Com mais de 65 milhões de foliões esperados nas ruas do país, segundo o Ministério do Turismo, o Carnaval transforma blocos, praias e sambódromos em grandes polos de conectividade.
Pesquisa do Mercado Pago mostra que 78% dos foliões pretendem levar o celular para os blocos e 72% planejam utilizá-lo para pagamentos durante as festividades, comportamento que amplia a exposição a riscos digitais.
O uso de redes Wi-Fi públicas, comum em orlas de praias, camarotes e ativações de marca, cresce nesses ambientes de grande circulação.
Brasil é alvo de cibercriminosos
O Brasil se tornou alvo prioritário de cibercriminosos.

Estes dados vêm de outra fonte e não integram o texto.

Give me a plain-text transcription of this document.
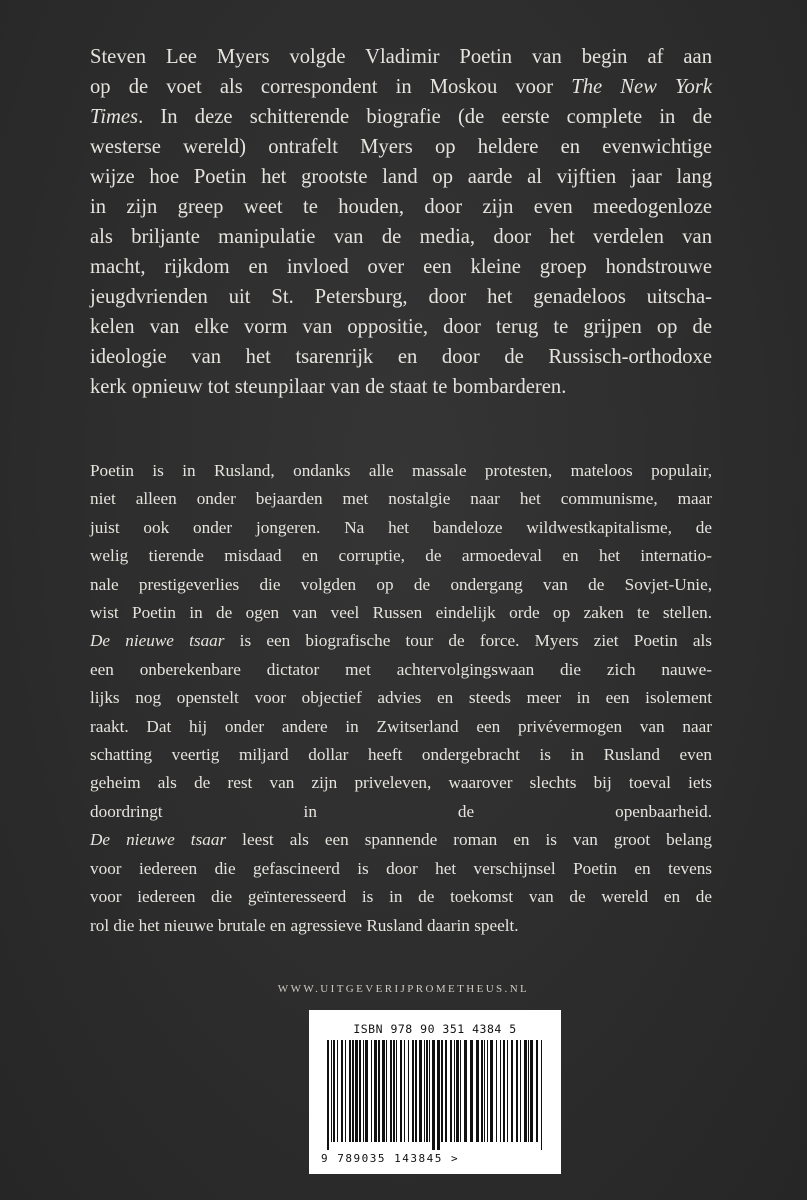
Steven Lee Myers volgde Vladimir Poetin van begin af aan
op de voet als correspondent in Moskou voor The New York
Times. In deze schitterende biografie (de eerste complete in de
westerse wereld) ontrafelt Myers op heldere en evenwichtige
wijze hoe Poetin het grootste land op aarde al vijftien jaar lang
in zijn greep weet te houden, door zijn even meedogenloze
als briljante manipulatie van de media, door het verdelen van
macht, rijkdom en invloed over een kleine groep hondstrouwe
jeugdvrienden uit St. Petersburg, door het genadeloos uitscha-
kelen van elke vorm van oppositie, door terug te grijpen op de
ideologie van het tsarenrijk en door de Russisch-orthodoxe
kerk opnieuw tot steunpilaar van de staat te bombarderen.
Poetin is in Rusland, ondanks alle massale protesten, mateloos populair,
niet alleen onder bejaarden met nostalgie naar het communisme, maar
juist ook onder jongeren. Na het bandeloze wildwestkapitalisme, de
welig tierende misdaad en corruptie, de armoedeval en het internatio-
nale prestigeverlies die volgden op de ondergang van de Sovjet-Unie,
wist Poetin in de ogen van veel Russen eindelijk orde op zaken te stellen.
De nieuwe tsaar is een biografische tour de force. Myers ziet Poetin als
een onberekenbare dictator met achtervolgingswaan die zich nauwe-
lijks nog openstelt voor objectief advies en steeds meer in een isolement
raakt. Dat hij onder andere in Zwitserland een privévermogen van naar
schatting veertig miljard dollar heeft ondergebracht is in Rusland even
geheim als de rest van zijn priveleven, waarover slechts bij toeval iets
doordringt in de openbaarheid.
De nieuwe tsaar leest als een spannende roman en is van groot belang
voor iedereen die gefascineerd is door het verschijnsel Poetin en tevens
voor iedereen die geïnteresseerd is in de toekomst van de wereld en de
rol die het nieuwe brutale en agressieve Rusland daarin speelt.
WWW.UITGEVERIJPROMETHEUS.NL
ISBN 978 90 351 4384 5
9 789035 143845 >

Em 2025, o Brasil concentrou 84% das tentativas de ataques cibernéticos da América Latina,
Perigos invisíveis da rede de internet pública
Dispositivos conectados podem se comunicar entre si, facilitando a interceptação de dados.
Os ataques mais comuns envolvem a criação de redes falsas para enganar usuários desatentos.

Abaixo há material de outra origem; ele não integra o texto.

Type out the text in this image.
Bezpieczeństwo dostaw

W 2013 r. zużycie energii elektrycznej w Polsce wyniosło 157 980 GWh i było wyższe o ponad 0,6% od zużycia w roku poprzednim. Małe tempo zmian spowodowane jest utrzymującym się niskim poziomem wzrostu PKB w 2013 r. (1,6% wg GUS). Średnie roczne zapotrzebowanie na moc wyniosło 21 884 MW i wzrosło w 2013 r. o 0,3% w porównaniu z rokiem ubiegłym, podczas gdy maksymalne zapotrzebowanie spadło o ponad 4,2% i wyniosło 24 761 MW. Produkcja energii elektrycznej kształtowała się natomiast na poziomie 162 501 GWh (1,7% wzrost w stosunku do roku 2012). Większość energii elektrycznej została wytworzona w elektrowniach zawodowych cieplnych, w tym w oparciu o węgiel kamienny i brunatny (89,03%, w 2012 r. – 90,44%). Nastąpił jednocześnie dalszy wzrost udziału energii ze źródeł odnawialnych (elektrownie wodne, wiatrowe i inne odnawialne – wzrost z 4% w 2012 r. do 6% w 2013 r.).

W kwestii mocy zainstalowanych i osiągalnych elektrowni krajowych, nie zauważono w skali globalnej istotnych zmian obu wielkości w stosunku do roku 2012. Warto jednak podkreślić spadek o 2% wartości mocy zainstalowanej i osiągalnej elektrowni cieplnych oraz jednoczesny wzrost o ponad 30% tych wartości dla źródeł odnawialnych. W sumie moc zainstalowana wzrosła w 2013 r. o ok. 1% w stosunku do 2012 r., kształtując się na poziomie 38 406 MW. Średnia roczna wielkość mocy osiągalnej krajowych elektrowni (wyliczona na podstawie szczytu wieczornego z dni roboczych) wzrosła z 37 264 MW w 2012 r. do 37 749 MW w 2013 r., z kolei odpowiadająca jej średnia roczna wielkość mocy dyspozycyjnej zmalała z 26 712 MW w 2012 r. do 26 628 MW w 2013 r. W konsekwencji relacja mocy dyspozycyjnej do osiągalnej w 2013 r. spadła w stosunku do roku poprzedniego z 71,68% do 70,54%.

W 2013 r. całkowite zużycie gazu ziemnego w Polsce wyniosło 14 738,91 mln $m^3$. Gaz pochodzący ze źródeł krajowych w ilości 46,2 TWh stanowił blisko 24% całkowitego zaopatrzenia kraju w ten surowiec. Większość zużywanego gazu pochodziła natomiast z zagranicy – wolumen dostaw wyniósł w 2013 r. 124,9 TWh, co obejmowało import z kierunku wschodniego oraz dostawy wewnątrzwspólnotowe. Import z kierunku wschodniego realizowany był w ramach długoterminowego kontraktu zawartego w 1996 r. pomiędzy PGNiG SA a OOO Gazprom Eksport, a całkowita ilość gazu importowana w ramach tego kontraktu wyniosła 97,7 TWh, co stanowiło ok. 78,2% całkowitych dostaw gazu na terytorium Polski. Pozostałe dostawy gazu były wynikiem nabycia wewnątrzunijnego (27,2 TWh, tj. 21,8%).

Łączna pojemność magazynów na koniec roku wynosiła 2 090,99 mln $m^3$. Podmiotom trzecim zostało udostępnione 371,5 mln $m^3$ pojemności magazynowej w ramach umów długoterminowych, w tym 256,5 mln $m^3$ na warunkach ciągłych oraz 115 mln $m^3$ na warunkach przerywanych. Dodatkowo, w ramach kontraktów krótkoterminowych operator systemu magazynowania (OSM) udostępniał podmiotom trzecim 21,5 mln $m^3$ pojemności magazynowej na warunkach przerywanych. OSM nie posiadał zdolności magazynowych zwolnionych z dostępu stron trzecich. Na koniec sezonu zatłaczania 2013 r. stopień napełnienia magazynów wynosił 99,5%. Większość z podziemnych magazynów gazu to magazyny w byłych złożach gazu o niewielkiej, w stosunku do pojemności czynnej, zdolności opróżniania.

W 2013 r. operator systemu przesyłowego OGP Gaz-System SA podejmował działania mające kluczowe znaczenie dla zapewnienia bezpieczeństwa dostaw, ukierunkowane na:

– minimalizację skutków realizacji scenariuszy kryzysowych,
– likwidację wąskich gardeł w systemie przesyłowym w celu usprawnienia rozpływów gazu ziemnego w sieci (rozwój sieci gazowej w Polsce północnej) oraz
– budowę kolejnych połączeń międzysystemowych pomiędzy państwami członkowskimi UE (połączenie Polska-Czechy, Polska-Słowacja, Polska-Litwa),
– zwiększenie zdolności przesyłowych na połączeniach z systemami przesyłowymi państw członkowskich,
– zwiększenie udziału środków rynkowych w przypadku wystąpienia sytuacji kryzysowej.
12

Simulando uma página de login do Google, Facebook ou Instagram, um hacker pode capturar as credenciais de acesso destes usuários, explica Corrêa.
Dicas práticas para usar internet pública com segurança
Para ajudar usuários e empresas a se protegerem, o especialista Fernando Corrêa reuniu oito recomendações fundamentais:
- Utilize VPN (Rede Privada Virtual): uma VPN cria um “túnel” criptografado entre o seu dispositivo e a internet, o que dificulta que terceiros monitorem sua navegação ou capturem dados sensíveis. Em redes públicas, onde o tráfego costuma ser compartilhado, essa camada extra de proteção é uma das formas mais eficazes de reduzir riscos, especialmente ao acessar e-mails ou aplicativos.
- Evite realizar transações financeiras: pagamentos, transferências via PIX e acessos ao internet banking não devem ser feitos em redes públicas, pois essas conexões são mais vulneráveis a interceptações. Sempre que possível, aguarde estar em uma rede privada e confiável ou utilize seus dados móveis para realizar esse tipo de operação.
- Verifique o nome da rede: antes de se conectar, confirme com o estabelecimento qual é o nome oficial do Wi-Fi. Golpistas costumam criar redes falsas com nomes muito parecidos aos verdadeiros para induzir o usuário ao erro e, assim, capturar informações pessoais.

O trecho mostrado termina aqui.